Verse 11 — Children and Parents
يُوصِيكُمُ اللَّهُ فِي أَوْلَادِكُمْ ۖ لِلذَّكَرِ مِثْلُ حَظِّ الْأُنْثَيَيْنِ
"Allah instructs you concerning your children: for the male, what is equal to the share of two females. But if there are only daughters, two or more, for them is two thirds of what the deceased leaves. And if there is only one, for her is half." (4:11)
This verse establishes three key rules simultaneously: (1) the 2:1 ratio when sons and daughters coexist; (2) the 2/3 rule for two or more daughters; (3) the 1/2 rule for a single daughter when no son is present. The same verse continues to establish the 1/6 share for parents when children are present.

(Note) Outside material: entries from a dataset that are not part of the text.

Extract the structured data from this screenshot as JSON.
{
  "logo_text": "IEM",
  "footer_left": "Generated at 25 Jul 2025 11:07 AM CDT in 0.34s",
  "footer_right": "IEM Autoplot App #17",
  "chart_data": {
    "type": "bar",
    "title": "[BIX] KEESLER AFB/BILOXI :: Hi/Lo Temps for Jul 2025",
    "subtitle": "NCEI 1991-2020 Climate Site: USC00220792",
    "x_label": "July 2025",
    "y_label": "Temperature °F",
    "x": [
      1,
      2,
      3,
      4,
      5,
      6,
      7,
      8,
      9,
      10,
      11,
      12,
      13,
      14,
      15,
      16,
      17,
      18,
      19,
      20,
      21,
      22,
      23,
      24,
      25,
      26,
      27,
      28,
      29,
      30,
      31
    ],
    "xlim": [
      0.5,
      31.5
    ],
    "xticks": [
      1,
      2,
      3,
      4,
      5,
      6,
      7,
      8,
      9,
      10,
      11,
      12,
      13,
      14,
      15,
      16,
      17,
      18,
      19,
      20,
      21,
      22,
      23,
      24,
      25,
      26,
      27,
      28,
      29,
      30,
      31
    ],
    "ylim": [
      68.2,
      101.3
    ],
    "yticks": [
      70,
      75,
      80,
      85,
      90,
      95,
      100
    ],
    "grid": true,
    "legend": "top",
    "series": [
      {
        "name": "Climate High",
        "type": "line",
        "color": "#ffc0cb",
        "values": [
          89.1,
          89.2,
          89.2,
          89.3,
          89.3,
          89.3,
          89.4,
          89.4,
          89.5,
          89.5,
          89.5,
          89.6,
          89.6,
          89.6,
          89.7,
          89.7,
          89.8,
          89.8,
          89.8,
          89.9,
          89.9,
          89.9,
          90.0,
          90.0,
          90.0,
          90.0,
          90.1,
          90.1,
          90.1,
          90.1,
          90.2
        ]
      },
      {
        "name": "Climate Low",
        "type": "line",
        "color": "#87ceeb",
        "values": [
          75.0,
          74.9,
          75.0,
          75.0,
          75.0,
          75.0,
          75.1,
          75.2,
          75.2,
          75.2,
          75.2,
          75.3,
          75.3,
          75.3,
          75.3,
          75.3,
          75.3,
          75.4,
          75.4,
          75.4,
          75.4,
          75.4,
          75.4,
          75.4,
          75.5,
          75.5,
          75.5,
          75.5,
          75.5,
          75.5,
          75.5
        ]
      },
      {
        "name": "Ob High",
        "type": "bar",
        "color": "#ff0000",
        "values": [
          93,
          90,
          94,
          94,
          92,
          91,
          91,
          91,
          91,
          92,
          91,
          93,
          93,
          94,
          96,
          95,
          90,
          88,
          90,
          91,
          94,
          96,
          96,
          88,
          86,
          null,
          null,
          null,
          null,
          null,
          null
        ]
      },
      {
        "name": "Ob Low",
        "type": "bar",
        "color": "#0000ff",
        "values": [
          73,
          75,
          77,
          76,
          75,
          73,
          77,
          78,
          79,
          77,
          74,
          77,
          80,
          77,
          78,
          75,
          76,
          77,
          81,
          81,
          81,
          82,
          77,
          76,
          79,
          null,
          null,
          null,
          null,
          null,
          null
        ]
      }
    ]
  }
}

Verse 12 — Spouses and Uterine Siblings
Verse 12 of Surah An-Nisa is remarkable for its precision. It specifies the husband's share as 1/2 without children and 1/4 with children, then immediately specifies the wives' share as 1/4 without children and 1/8 with children. It continues to detail the shares of uterine (maternal half) siblings — 1/6 for one and 1/3 shared for two or more.
Verse 176 — The Case of Kalalah
The final verse of Surah An-Nisa (4:176) addresses a specific and important case: the kalalah — a person who dies leaving neither living parents nor direct descendants. In this scenario, siblings inherit. The verse details that full or consanguine brothers and sisters inherit as Asabah, while full sisters receive 1/2 (single) or 2/3 (multiple) when they inherit as fixed-share heirs.
Why the Quranic Specificity Matters
The extraordinary detail of these verses has profound theological significance. Allah said at the end of verse 11: "You know not which of them, whether your parents or your children, are nearest to you in benefit." By taking the calculation entirely out of human hands, Allah prevented precisely the kind of family injustice and financial manipulation that plagued pre-Islamic Arabian society — where women received nothing and wealth was accumulated only by the powerful.